Inside Out + Outside In: 2022 Interactive Oral History Exhibit
Our students created this year’s exhibit in a moment of cautious venturing out. In New York City, spring is coming, and withdrawing, and coming back. We are now allowed to take our masks off in class, but many are keeping them on. We noticed that, in this moment, our work engages with the dynamics of inside and outside.
How much of our internal realities can we, or should we, share externally through oral history processes? How can oral history help us to understand and to cross boundaries - political, social, material, linguistic?

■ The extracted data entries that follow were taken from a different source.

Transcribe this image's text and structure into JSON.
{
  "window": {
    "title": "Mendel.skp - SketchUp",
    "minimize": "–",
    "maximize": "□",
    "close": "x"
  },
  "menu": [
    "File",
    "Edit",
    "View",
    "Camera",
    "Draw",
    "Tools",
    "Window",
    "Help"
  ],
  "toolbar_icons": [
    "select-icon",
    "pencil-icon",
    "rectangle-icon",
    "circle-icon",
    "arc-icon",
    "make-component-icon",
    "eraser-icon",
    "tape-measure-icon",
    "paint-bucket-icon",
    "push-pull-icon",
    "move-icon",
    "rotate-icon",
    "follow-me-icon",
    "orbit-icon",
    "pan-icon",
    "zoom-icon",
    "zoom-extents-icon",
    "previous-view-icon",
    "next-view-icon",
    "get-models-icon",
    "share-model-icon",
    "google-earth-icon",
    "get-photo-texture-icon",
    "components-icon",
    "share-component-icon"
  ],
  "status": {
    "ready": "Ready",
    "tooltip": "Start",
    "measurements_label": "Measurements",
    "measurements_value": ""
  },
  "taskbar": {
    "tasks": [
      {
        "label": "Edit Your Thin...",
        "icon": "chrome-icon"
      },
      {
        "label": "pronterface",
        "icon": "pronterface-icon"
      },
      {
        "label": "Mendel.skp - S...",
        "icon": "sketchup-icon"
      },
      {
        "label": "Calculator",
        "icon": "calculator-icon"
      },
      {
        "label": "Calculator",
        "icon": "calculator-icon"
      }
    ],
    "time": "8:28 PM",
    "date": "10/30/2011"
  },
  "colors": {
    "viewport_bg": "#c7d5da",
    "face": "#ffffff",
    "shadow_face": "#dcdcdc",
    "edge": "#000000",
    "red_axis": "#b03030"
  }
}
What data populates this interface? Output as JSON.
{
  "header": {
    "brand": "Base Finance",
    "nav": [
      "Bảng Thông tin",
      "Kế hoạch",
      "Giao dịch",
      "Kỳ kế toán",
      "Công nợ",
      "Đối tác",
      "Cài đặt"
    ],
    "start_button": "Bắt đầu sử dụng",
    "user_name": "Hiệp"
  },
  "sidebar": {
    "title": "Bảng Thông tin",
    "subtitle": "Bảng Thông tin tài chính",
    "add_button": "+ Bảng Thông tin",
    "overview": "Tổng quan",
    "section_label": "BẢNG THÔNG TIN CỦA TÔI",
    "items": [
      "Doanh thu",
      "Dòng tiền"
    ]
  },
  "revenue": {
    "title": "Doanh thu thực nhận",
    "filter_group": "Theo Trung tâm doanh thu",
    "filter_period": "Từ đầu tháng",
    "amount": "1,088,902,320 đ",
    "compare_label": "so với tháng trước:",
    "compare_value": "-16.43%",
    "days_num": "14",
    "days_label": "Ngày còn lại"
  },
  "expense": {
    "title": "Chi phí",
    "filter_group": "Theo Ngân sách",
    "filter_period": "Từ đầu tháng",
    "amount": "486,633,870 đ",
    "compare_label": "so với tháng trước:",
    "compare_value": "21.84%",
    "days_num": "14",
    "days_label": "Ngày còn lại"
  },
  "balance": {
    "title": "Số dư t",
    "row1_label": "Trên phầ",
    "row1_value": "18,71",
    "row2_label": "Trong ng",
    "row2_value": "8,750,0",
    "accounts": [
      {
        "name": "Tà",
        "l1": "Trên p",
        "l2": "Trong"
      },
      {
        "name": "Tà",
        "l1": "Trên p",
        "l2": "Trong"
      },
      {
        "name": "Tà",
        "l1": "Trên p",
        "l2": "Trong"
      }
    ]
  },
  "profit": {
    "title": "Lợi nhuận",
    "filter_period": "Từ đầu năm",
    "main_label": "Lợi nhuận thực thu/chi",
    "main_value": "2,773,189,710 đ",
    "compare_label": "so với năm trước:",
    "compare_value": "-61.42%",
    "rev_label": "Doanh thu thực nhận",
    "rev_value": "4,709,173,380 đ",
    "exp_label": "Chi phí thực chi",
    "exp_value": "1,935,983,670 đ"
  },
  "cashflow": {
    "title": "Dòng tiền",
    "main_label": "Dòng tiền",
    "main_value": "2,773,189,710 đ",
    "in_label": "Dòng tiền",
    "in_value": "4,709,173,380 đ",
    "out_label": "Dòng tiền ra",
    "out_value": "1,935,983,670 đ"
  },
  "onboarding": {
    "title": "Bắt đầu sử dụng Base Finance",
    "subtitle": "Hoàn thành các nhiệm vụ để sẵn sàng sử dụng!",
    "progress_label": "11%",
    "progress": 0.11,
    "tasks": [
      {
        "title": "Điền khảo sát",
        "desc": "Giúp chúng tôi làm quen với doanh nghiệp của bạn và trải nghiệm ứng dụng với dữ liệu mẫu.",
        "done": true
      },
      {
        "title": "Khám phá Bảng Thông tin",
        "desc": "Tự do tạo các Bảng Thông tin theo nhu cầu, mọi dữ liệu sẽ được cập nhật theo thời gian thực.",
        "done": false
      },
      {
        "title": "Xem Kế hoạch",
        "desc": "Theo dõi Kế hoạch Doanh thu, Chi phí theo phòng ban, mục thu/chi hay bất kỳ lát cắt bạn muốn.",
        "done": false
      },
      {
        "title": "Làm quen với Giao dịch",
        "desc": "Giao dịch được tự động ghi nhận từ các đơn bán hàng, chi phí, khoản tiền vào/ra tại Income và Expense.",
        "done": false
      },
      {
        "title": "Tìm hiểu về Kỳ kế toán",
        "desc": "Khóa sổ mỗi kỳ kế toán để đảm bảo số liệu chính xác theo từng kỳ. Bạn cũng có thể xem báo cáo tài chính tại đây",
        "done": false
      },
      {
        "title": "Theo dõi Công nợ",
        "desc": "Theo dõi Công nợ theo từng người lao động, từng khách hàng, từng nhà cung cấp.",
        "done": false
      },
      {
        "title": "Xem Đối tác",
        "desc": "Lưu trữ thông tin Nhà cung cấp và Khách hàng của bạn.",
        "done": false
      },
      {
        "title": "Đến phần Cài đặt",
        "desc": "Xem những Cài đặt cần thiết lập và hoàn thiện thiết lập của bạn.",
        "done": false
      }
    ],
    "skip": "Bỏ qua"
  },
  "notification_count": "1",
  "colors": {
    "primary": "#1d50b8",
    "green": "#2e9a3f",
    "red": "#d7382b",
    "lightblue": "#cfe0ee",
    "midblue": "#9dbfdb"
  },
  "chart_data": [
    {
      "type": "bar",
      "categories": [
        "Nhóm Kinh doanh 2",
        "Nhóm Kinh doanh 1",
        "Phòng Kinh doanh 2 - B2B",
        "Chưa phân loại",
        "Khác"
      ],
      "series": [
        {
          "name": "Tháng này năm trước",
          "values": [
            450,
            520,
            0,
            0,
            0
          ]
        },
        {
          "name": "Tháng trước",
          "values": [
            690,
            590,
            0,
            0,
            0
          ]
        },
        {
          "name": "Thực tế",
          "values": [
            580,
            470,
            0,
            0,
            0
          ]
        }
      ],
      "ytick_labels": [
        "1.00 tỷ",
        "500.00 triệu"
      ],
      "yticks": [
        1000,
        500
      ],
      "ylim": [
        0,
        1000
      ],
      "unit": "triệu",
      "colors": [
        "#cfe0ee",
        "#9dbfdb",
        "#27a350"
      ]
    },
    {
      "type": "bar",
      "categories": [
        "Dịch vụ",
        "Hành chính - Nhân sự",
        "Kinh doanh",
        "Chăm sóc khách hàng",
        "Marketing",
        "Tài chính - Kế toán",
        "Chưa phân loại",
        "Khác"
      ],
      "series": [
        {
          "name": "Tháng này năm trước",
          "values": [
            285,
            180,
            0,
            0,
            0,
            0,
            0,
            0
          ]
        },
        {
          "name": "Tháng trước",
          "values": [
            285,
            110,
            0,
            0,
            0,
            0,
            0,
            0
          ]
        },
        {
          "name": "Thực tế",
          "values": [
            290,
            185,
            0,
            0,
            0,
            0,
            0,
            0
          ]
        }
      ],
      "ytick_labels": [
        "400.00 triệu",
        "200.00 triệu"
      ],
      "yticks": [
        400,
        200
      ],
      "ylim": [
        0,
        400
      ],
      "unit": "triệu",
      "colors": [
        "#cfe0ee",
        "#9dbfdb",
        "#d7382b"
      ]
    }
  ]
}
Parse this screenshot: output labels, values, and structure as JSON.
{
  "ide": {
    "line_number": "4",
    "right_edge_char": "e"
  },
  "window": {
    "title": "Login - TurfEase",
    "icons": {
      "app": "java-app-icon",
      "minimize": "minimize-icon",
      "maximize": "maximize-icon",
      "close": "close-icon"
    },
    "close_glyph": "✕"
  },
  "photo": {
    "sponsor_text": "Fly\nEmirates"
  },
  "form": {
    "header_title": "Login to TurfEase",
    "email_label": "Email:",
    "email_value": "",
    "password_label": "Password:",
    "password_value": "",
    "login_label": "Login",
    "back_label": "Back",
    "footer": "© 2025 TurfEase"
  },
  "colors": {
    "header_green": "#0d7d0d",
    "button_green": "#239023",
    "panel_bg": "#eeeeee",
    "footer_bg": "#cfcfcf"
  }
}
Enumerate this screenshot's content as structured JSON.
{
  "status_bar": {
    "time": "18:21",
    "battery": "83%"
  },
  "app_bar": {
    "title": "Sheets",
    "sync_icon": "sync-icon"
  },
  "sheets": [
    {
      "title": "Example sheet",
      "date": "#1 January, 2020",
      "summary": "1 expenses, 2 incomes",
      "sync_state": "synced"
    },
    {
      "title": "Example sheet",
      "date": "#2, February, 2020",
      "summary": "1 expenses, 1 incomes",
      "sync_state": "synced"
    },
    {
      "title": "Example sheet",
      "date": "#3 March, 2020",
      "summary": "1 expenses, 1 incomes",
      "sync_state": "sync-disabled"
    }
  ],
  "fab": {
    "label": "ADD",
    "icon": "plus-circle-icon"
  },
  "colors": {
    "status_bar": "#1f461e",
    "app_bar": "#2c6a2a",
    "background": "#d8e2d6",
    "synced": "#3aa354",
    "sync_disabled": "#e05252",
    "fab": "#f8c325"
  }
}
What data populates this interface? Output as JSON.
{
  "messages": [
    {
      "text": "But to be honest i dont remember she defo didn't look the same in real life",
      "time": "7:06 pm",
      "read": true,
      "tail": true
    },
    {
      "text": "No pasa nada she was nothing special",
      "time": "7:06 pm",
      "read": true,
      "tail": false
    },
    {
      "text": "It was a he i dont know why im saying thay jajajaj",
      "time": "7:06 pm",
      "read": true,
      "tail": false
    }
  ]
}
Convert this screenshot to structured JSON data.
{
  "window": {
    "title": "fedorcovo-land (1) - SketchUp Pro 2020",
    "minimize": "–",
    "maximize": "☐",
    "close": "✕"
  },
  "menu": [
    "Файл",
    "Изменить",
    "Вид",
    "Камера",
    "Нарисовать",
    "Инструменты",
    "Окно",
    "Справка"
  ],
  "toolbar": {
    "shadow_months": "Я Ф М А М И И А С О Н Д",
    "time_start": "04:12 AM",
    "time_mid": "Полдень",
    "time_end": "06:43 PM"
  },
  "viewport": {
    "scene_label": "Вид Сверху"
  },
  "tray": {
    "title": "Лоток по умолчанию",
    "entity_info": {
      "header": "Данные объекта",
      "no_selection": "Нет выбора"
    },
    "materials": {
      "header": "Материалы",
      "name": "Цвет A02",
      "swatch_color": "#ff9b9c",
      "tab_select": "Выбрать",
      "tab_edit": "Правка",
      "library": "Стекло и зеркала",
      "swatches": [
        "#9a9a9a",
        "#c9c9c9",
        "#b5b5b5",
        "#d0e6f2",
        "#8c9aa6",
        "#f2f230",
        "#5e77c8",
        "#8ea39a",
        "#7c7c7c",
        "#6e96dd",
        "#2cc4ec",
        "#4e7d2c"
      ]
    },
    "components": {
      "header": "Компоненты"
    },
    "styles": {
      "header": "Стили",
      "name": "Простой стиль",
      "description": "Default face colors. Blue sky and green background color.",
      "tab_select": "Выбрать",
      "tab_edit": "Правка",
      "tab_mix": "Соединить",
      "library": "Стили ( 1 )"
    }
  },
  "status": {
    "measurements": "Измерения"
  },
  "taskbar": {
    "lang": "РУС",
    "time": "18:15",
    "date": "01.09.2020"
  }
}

In this year’s exhibit you can hear about
- People with experience tattooing in prison, who carry that experience out with them on their bodies
- Penpal networks that connect people on the outside with incarcerated people
- What went on inside one NYC apartment building during Covid
- Queer activists in Florida, where crossing county lines can mean gaining and losing legal rights
- Getting to know rural Cuba through the lives of one extended family
- A teenager surviving air raids in Japan during WWII
- How a Chinese girl that dropped out of middle school later became a doctor
And think about
- What would go into an archive of your life?
- How can we create a shared understanding of what hearing means, to allow for dialogue?
- Can artificial intelligence guess what is in your head?
- How can the visual arts help us understand others’ memories?
- Can we document the paths we did not take in life?
- How do people stay connected to places they have left behind?
- What does it mean for someone to be their own oral historian?